There’s a palpable sense of melancholy at the heart of writer/director Ruth Platt’s Martyrs Lane, a ghost story that largely eschews scares in favor of exploring a young girl’s loneliness and her parent’s repressed trauma. 10-year-old Leah (Kiera Thompson) lives a reasonably comfortable life on an expansive rectory in the British countryside. Her father Thomas (Steven Cree) is the local vicar, who tends to a fairly diverse parish. Her older sister Bex (Hannah Rae) is killing time before leaving for college, and she and Leah bicker as siblings tend to do. Her mother Sarah (Denise Gough) has something of a stern air about her, always busy and reluctant to waste time on the frivolous flights of fancy that young children tend to indulge in. She’s not unkind, exactly; harried is more precise, with a kind of haunted, thousand-yard stare. Platt efficiently sketches in this quotidian familial dynamic with a careful emphasis on Leah’s perspective, frequently framing shots from her point of view — closer to the floor and peering around corners or through partially closed doors. One night, for no real reason other than that she’s a child, and children act on impulse, Leah steals a lock of hair from a pendant that her mother wears around her neck. Awakened by the disturbance, Sarah searches desperately for the item while Leah sneaks back to bed and tosses the hair out the window. She thinks she’s simply getting rid of the evidence of her harmless indiscretion, but Sarah is first frantic, then heartbroken. As if summoned by the lost totem, or perhaps by Leah’s guilt, a young girl begins visiting Leah in the middle of the night. Clad in a white dress with frilly angel’s wings strapped to her back, the visitor (played by Sienna Sayer) ingratiates herself to the lonely Leah as the pair play games and snuggle under the covers. To her credit, Platt doesn’t play coy with the young girl’s otherworldly provenance — she is a ghost, and she has a quest for Leah to complete.

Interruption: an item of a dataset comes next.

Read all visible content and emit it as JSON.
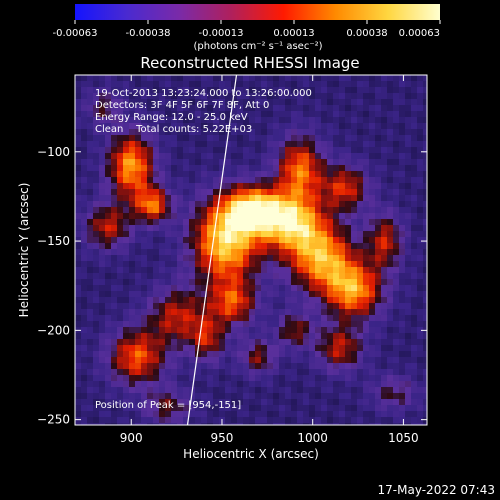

Unfortunately, Platt does play coy about almost everything else in Martyrs Lane, creating a puzzle box narrative that quickly runs out of steam despite a relatively brief runtime. The visitor gives Leah new instructions every night, each one leading her to some lost bit of ephemera that, while meaningless to Leah, triggers furtive looks and audible gasps from mom and dad. Leah collects each trinket — small blocks with letters on them, an old doll, a missing button — and creates a kind of altar with them, although in service of something she doesn’t understand. Meanwhile, her nightly visitor becomes more aggressive with each task, and her white dress and costume wings begin to yellow and decay. It all eventually leads to the secret of what happened on Martyrs Lane, the source of Sarah’s distant, aloof personality. It’s a shame, as the narrative gamesmanship winds up detracting from what is a sharply drawn portrait of a family in distress. The film’s best scenes involve these fractured relationships mending, like Bex dropping her surly attitude to sleep next to a shaken Leah, or Leah’s father indulging in a moment of childlike glee while he prances about with her on his shoulders. Even poor Sarah occasionally relents and cracks a smile. Platt has a sharp eye, and gets outstanding performances from her cast; Thompson and Sayer are particularly good, and whatever virtues the film has rest largely on their small shoulders. There’s intimations of fairy tales here, as well as the occasional indulgence in “it was actually a dream” jump scares, but aside from an out-of-place, distractingly bombastic climax, which frustrates more than it edifies, Martyrs Lane barely constitutes a horror movie. And while Platt certainly has a knack for eerie atmospherics, there’s simply not enough here despite the ample talent on display. In the end, this is just another metaphor for trauma, with cliches and boredom ultimately trumping any sense of catharsis.

You can currently stream Ruth Platt’s Martyrs Lane on Shudder.